Just like there are many roads that lead to Rome, just quietly, there are a few options on how you can get to see the ruins of Machu Picchu. It’s like a smorgasbord of adventures; you just have to pick the one that suits you. Read on for a brief summary of the options available.
Inca Trail – If asked, most people would assume the Inca Trail was the way to trek to Machu Picchu, and they are, of course correct for this is the most popular route to take along the original Inca road.
The Inca Trail is so popular in fact, that the Peruvian authorities now limit the number of trekkers to 500 per day, this is controlled by issuing permits which are sold out months in advance. The Inca Trail is not very long 43km (26miles) and usually completed in about four days and reaches a peak of around 4,200m at Dead Woman’s Pass – but don’t let the name put you off.
It’s not for the faint-hearted, you do need a good level of fitness, especially as the air is somewhat thin at that height which makes that 43km just a little bit harder to handle. With 500 trekkers per day it can get busy especially around the campsites. But this is the main trek which allows you to walk right up to the Sun Gate at Machu Picchu, the other routes bus you to the final destination. It also has different ruins to look at along the way.
So if you are looking for an iconic bucket list tick and you don’t mind walking on a bit of a trekking highway, then this one is for you.
Lares Trek – If you were to consider there is a high road and a low road, this one is probably the middle road!
The Lares is much more remote and higher up into the mountains, reaching a peak of around 4,400m. Which one is harder depends on you, the Inca Trail has more up and down hill trekking, so can be tougher on your knees, but the Lares is higher, so the effects of altitude will test you a little bit more; slow and steady will win the day.
The Lares trek takes you through remote villages, so you are able to interact with the locals more, they really do not get to see many westerners, they are just as fascinated by you, as you are of them, especially the children. These really are traditional communities who still live, dress and go about their everyday life as they have done for centuries. Do not forget though, the last night on trek takes you by train to Aguas Calientes for a night in a hotel/lodge before taking an early bus to Machu Picchu in the morning.
So if it’s a more cultural experience you’re after while enjoying remoteness and solitude while trekking, this one is for you.
Salkantay Route – This is often the alternative option people take if they can’t get a permit for the Inca Trail, but be aware this is also a tougher option for the more hardcore trekkers.
It’s further and higher than the others, with a distance of approximately 60km starting around 3000m and reaching 4,600m, an extra day is often required to complete this trek. The Salkantay route will give you a great mixture of natural environments from lowland jungle to barren plains to snow-capped mountain peeks as you hike along rugged terrain rather than original roads.
If you want a more challenging trek with changing scenery then this one is for you.

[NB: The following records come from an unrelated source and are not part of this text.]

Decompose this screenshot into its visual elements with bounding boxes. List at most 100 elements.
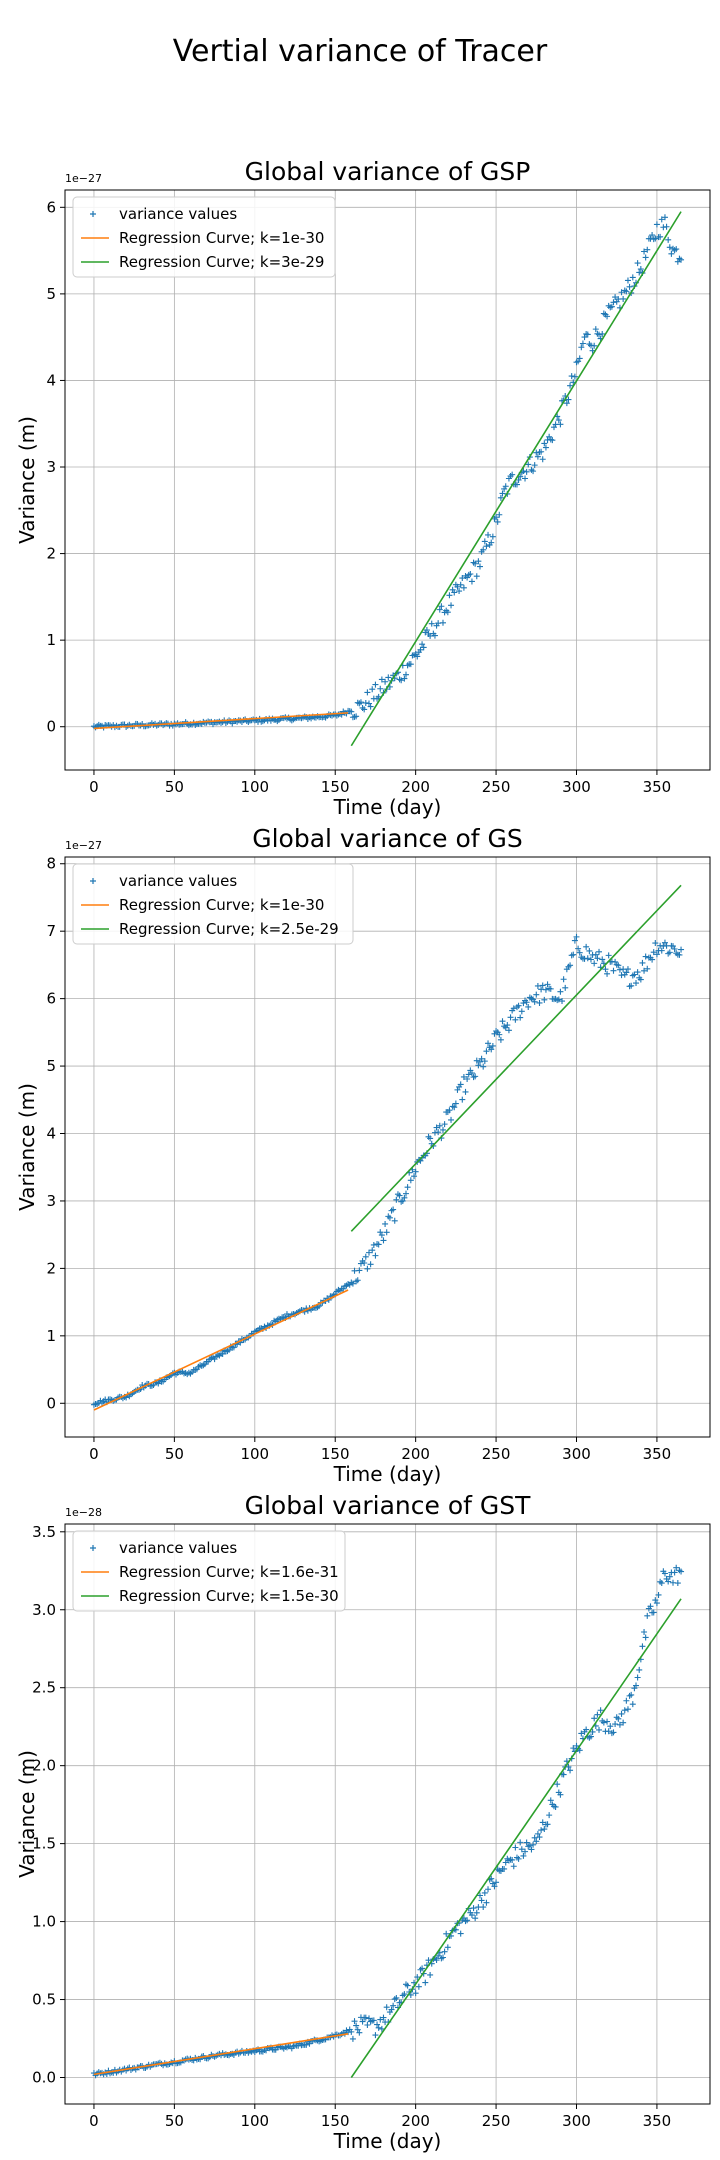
data-point — [671, 945, 678, 952]
data-point — [636, 269, 643, 276]
y-offset-text: 1e−27 — [65, 172, 102, 185]
data-point — [663, 223, 670, 230]
data-point — [451, 1104, 458, 1111]
data-point — [427, 1135, 434, 1142]
data-point — [473, 573, 480, 580]
data-point — [533, 1838, 540, 1845]
x-tick-label: 150 — [321, 2112, 350, 2130]
data-point — [446, 592, 453, 599]
data-point — [435, 1952, 442, 1959]
data-point — [600, 1719, 607, 1726]
data-point — [563, 400, 570, 407]
data-point — [417, 646, 424, 653]
data-point — [578, 1730, 585, 1737]
data-point — [573, 933, 580, 940]
data-point — [542, 444, 549, 451]
data-point — [517, 1014, 524, 1021]
data-point — [515, 1002, 522, 1009]
data-point — [633, 980, 640, 987]
plot-area — [90, 211, 685, 747]
data-point — [485, 1040, 492, 1047]
data-point — [599, 956, 606, 963]
x-tick-label: 350 — [643, 778, 672, 796]
data-point — [439, 619, 446, 626]
data-point — [578, 344, 585, 351]
data-point — [493, 1879, 500, 1886]
data-point — [356, 1267, 363, 1274]
data-point — [402, 671, 409, 678]
plot-area — [90, 884, 685, 1411]
data-point — [610, 299, 617, 306]
data-point — [513, 481, 520, 488]
chart-title: Global variance of GSP — [245, 157, 531, 186]
data-point — [665, 1578, 672, 1585]
data-point — [642, 1634, 649, 1641]
data-point — [639, 959, 646, 966]
data-point — [594, 955, 601, 962]
data-point — [362, 2014, 369, 2021]
y-tick-label: 2.5 — [32, 1679, 56, 1697]
data-point — [652, 235, 659, 242]
data-point — [357, 699, 364, 706]
data-point — [366, 1249, 373, 1256]
data-point — [616, 1721, 623, 1728]
data-point — [468, 1912, 475, 1919]
y-tick-label: 6 — [46, 198, 56, 216]
data-point — [473, 1909, 480, 1916]
data-point — [571, 373, 578, 380]
data-point — [472, 560, 479, 567]
data-point — [401, 675, 408, 682]
x-axis-label: Time (day) — [333, 2129, 442, 2153]
x-tick-label: 200 — [401, 778, 430, 796]
data-point — [612, 1721, 619, 1728]
data-point — [594, 1711, 601, 1718]
data-point — [637, 976, 644, 983]
data-point — [584, 331, 591, 338]
data-point — [481, 538, 488, 545]
data-point — [364, 2021, 371, 2028]
data-point — [678, 946, 685, 953]
data-point — [501, 1865, 508, 1872]
data-point — [650, 1609, 657, 1616]
data-point — [404, 1982, 411, 1989]
chart-3: 0 50 100 150 200 250 300 350 0.0 0.5 1.0 1.5 2.0 2.5 3… — [15, 1491, 711, 2153]
data-point — [536, 999, 543, 1006]
data-point — [653, 1600, 660, 1607]
data-point — [526, 1842, 533, 1849]
data-point — [579, 340, 586, 347]
y-tick-label: 2 — [46, 545, 56, 563]
data-point — [380, 2014, 387, 2021]
data-point — [531, 462, 538, 469]
legend: variance values Regression Curve; k=1e-30… — [72, 196, 336, 278]
data-point — [425, 1957, 432, 1964]
data-point — [507, 1014, 514, 1021]
data-point — [375, 1241, 382, 1248]
data-point — [399, 1197, 406, 1204]
y-offset-text: 1e−28 — [65, 1506, 102, 1519]
data-point — [541, 440, 548, 447]
chart-title: Global variance of GST — [245, 1491, 532, 1520]
data-point — [502, 1859, 509, 1866]
data-point — [533, 991, 540, 998]
x-tick-label: 0 — [89, 1445, 99, 1463]
data-point — [576, 1747, 583, 1754]
data-point — [353, 713, 360, 720]
data-point — [354, 1277, 361, 1284]
data-point — [596, 948, 603, 955]
data-point — [483, 543, 490, 550]
data-point — [476, 1892, 483, 1899]
data-point — [480, 1063, 487, 1070]
data-point — [460, 1073, 467, 1080]
legend-marker — [90, 1545, 96, 1551]
data-point — [349, 1280, 356, 1287]
data-point — [661, 939, 668, 946]
data-point — [547, 985, 554, 992]
data-point — [372, 1252, 379, 1259]
data-point — [644, 965, 651, 972]
data-point — [448, 602, 455, 609]
data-point — [382, 678, 389, 685]
data-point — [676, 951, 683, 958]
data-point — [560, 1771, 567, 1778]
data-point — [623, 969, 630, 976]
data-point — [583, 1726, 590, 1733]
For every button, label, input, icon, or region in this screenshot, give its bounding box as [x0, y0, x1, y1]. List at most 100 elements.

The public transport option – Not much into trekking? Not to worry, you don’t have to miss out; you can still make it to Machu Picchu using public transport/taxis.
If you really were pushed for time you could make it from Cuzco to Machu Picchu and back in a day, but that’s not really ideal, if you’ve made it that far, take your time and enjoy the countryside.
There are no roads from Cuzco to the sacred site, so your options are to take the train to Aguas Calientes, which will take about 3.5hours, then a 20 minute bus ride for the final part of the journey, and the same in return. But perhaps a better option would be to spend a couple of days in and around Cuzco, take a bus or taxi along the scenic road to Ollantaytambo, and stay the night there.
Ollantaytambo has it’s own Inca ruins which are certainly worth a visit. Then head to Aguas Cailientes on the train, this is the only way to get there (without walking), again spend the night so you can be up early the following morning to take the bus to the Sun Gate of Machu Picchu at dawn – easily the best time of day to be there.
I mentioned at the beginning, getting to Machu Picchu is like a smorgasbord of adventures. It’s so user friendly, the great part is, if you are going to Peru with friends or family, you can plan your itinerary so you split up in Cuzco, each can take their preferred route to the historic site.
Imagine that, meeting at the Sungate to Machu Picchu at sunrise, so much more romantic than the top of The Empire State at sunset. That’s so old-hat!